Rheinischer Anzeiger, 7. März 2007
HCB-Verbrennung: „Coordination gegen BAYER-Gefahren“ kritisiert Landtagsabgeordneten
Ist die Genehmigung nun doch fraglich?
Dormagen – Ob das Landesumweltministerium die Genehmigung für die Verbrennung von 11.000 Tonnen Hexachlorbenzol (HCB) in Nordrhein-Westfalen (NRW) – davon 1.500 Tonnen in der Sondermüll-Verbrennungsanlage im Chemiepark Dormagen – erteilt, erscheint nach der vergangenen Woche wieder fraglich. Landesumweltminister Eckhart Uhlenberg (CDU) hatte sich zwar gegen den Import der Sonderabfälle aus Australien ausgesprochen. Gleichzeitig erklärte er aber auch, dass es keine rechtliche Möglichkeit gebe, die Einfuhr zu verhindern, da die Genehmigungsvoraussetzungen vorlägen. So geschehen Mitte Januar im Umweltausschuss des NRW-Landtags. Rechtliche Grundlage im Genehmigungsverfahren ist die europäische „Abfallverbrinnungsverordnung“.
Die Bündnisgrünen, die die Ansicht Uhlenbergs kritisierten, erhielten jetzt Rückendeckung aus Brüssel: Die EU-Kommission sieht offenbar keine rechtliche Verpflichtung des Landes NRW zur Annahme des Abfalls, der über 16.000 Kilometer per Schiff, Bahn und Lkw nach Herten, Leverkusen und Dormagen gebracht werden soll. Das gelte selbst dann, wird die Sprecherin des EU-Umweltkommissars Stavros Dimas in der Neuß Grevenbroicher-Zeitung zitiert, wenn Australien nicht über geeignete Verbrennungsanlagen verfüge. Eine der drei Genehmigungsvoraussetzungen ist, dass der Sondermüll von der verursachenden Firma Orica nicht möglichst nah am Entstehungsort in Australien entsorgt werden kann.

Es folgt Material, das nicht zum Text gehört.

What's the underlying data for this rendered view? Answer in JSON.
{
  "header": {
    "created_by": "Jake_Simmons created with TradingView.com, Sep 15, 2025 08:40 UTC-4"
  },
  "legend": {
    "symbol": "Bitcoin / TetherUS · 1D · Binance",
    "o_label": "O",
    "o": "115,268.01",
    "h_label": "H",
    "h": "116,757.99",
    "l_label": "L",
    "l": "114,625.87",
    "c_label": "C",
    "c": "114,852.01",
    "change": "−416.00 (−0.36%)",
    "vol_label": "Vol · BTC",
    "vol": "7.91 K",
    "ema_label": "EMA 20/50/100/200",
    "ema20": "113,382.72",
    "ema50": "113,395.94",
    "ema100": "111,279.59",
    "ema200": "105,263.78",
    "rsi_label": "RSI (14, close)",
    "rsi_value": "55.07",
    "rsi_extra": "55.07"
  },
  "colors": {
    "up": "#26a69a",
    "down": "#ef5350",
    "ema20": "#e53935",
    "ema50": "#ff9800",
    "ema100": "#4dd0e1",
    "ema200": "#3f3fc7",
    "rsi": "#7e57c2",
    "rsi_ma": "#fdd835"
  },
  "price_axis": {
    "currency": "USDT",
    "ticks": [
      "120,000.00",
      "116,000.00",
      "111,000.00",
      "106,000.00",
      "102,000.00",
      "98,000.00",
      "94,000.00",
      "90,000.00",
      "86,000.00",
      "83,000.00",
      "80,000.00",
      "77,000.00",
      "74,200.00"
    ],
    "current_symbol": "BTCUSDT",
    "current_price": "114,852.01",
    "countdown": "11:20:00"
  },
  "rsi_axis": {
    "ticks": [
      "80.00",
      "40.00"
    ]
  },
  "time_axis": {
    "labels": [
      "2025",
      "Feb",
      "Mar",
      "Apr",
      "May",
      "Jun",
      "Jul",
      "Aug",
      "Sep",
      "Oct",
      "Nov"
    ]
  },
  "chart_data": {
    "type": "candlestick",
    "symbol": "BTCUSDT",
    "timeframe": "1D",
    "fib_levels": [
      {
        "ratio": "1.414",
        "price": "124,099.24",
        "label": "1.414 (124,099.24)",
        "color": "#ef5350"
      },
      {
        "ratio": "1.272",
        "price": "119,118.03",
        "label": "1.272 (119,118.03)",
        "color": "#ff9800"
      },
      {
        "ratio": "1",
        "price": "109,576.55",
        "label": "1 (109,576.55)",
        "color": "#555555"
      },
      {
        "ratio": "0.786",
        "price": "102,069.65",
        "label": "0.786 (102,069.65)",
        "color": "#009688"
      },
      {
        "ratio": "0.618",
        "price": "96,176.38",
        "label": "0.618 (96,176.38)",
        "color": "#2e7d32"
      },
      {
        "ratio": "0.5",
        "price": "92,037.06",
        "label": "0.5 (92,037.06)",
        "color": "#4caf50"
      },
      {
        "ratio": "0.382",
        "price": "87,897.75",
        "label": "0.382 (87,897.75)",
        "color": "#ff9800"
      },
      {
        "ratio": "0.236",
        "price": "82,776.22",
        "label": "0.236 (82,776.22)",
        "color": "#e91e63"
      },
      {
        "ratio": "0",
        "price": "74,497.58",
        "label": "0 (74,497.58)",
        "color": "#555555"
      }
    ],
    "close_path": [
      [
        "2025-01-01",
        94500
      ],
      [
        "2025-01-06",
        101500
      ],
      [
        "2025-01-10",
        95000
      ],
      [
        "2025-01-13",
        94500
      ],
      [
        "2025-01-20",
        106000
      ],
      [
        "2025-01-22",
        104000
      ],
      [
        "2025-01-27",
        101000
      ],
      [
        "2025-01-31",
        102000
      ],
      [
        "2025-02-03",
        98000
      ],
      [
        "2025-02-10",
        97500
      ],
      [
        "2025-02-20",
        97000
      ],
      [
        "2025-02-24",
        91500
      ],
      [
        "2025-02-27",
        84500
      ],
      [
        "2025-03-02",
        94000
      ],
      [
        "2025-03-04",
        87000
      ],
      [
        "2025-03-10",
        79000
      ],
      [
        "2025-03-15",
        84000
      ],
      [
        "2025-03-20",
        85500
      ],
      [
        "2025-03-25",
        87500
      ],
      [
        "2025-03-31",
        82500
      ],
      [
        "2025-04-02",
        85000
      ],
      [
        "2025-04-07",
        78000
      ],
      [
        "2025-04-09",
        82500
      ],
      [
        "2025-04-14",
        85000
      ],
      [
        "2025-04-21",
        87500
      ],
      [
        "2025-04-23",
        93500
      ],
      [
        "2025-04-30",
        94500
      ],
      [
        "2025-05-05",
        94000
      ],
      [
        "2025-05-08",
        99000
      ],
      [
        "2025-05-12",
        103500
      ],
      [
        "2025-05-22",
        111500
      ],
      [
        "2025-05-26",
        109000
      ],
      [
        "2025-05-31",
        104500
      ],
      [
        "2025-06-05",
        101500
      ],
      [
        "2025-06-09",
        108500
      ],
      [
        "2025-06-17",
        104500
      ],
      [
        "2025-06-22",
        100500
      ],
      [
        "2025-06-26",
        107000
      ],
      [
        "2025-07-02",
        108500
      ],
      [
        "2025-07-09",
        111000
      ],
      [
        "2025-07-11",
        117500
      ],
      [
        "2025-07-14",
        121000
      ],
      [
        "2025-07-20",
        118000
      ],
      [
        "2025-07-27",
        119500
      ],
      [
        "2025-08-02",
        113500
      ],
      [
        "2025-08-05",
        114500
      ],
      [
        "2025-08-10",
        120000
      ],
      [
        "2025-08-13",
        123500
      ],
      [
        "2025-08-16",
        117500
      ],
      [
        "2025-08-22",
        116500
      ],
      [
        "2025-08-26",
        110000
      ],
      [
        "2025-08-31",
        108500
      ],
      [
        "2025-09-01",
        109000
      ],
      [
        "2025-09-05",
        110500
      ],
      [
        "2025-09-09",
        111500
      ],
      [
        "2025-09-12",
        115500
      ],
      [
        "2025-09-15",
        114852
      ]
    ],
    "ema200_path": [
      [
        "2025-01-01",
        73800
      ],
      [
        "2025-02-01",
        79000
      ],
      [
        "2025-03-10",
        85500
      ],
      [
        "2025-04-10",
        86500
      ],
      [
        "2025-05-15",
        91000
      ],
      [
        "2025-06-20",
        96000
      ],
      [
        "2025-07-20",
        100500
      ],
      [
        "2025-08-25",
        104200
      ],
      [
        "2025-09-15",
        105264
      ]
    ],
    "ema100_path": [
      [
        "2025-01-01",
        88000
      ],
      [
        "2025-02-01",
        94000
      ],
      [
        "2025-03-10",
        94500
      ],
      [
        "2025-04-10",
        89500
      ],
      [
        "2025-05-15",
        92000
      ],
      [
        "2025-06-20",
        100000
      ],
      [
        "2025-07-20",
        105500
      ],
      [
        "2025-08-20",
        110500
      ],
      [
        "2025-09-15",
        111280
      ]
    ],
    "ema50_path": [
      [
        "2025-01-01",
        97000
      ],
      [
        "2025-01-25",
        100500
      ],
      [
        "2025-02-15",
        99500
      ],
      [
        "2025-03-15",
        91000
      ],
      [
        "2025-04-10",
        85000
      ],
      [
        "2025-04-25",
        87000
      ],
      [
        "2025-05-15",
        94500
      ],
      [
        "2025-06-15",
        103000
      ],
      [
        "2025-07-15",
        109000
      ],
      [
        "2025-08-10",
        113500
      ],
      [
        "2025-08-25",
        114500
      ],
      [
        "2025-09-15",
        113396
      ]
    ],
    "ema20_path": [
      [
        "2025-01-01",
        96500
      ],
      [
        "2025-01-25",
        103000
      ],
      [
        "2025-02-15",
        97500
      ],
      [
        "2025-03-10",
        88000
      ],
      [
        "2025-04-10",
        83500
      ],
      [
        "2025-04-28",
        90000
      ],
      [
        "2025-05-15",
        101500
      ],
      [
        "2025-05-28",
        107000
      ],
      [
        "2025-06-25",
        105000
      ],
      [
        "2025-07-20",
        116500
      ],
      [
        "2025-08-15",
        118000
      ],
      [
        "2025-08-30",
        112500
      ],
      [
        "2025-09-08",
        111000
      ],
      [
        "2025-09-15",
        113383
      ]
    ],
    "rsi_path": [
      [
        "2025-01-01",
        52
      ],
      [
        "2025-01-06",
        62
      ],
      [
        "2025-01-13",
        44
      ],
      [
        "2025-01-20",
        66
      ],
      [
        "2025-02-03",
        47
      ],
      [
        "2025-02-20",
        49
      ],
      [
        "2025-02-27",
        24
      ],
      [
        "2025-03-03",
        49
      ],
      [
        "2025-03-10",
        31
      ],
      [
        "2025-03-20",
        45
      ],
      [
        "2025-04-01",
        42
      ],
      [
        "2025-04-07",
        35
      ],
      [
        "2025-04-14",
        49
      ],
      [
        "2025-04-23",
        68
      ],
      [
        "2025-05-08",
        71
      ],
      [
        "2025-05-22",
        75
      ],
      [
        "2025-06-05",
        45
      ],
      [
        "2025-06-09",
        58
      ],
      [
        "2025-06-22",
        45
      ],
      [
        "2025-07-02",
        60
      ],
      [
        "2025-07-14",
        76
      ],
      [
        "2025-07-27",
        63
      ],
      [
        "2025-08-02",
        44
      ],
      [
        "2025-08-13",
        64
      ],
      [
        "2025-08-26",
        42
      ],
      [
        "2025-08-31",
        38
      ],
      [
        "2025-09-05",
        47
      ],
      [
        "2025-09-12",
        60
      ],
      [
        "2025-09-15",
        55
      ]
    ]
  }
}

Ob diese Voraussetzung erfüllt ist, ist seit vergangener Woche offenbar ebenfalls unklar. Der Verein „Coordination gegen BAYER-Gefahren“ (CBG) verwies auf eine entsprechende Äußerung von Sabine Raddatz, Sprecherin des Landesumweltministeriums, aus der Woche davor. „Unternehmen in Australien reklamierten sogar öffentlich, sie seien in der Lage, den Giftmüll selbst zu entsorgen“, so CBG in einer Pressemitteilung. Die Ministeriums-Sprecherin wird dort wie folgt zitiert: „Wir warten auf eine Bestätigung der australischen Behörden.“ Deshalb ruhe derzeit das Verfahren bei den zuständigen Bezirksregierungen.
Starker Kritik sieht sich auch der CDU-Landtagsabgeordnete Karl Kress ausgesetzt. Der hatte einen Tag nach der Pressemitteilung von CBG selbst eine Presseinformation herausgegeben. Darin erklärte der Zonser, es sei zwar grundsätzlich wünschenswert, Abfälle jedweder Art dort zu vernichten, wo sie entstünden. In vielen Staaten aber fehlten die Voraussetzungen, um Sonderabfälle umweltverträglich und sicher zu vernichten. In NRW gebe es die leistungsfähigsten und besten Hochtemperaturverbrennungsanlagen der Welt. Es sei deshalb sinnvoll, den australischen Sondermüll trotz „aller Magenschmerzen über die Transportwege“ vor Ort zu entsorgen. „Ich halte es für absolut richtig, dass wir diese Schadstoffe vernichten“, erklärte Kress.
Der Verein „Cooperation gegen BAYER-Gefahren“ titulierte den Landtagsabgeordneten daraufhin als „U-Boot der Firma Bayer“. Kress gehöre zu den wenigen Befürwortern der HCB-Verbrennung in Bayer-Anlagen in NRW. Er habe sich nicht den Interessen des Allgemeinwohls, sondern denen seines ehemaligen Arbeitgebers verpflichtet. Der Zonser war bis zum Eintritt in den (vorzeitigen) Ruhestand bei der Bayer Faser GmbH beschäftigt.
Auch bei anderen umstrittenen Projekten der Bayer AG wie dem Bau einer Kohlenmonoxid-Pipeline von Dormagen nach Uerdingen vertrete Kress, so CBG in der Pressemitteilung, die Interessen des Unternehmens. Während der Kreis Mettmann gegen die Pipeline klage wolle und der Monheimer Bürgermeister das Projekt als unverantwortlich bezeichnet habe, habe Kress den Bau der Pipeline als eine gute Nachricht für beide Standorte bezeichnet.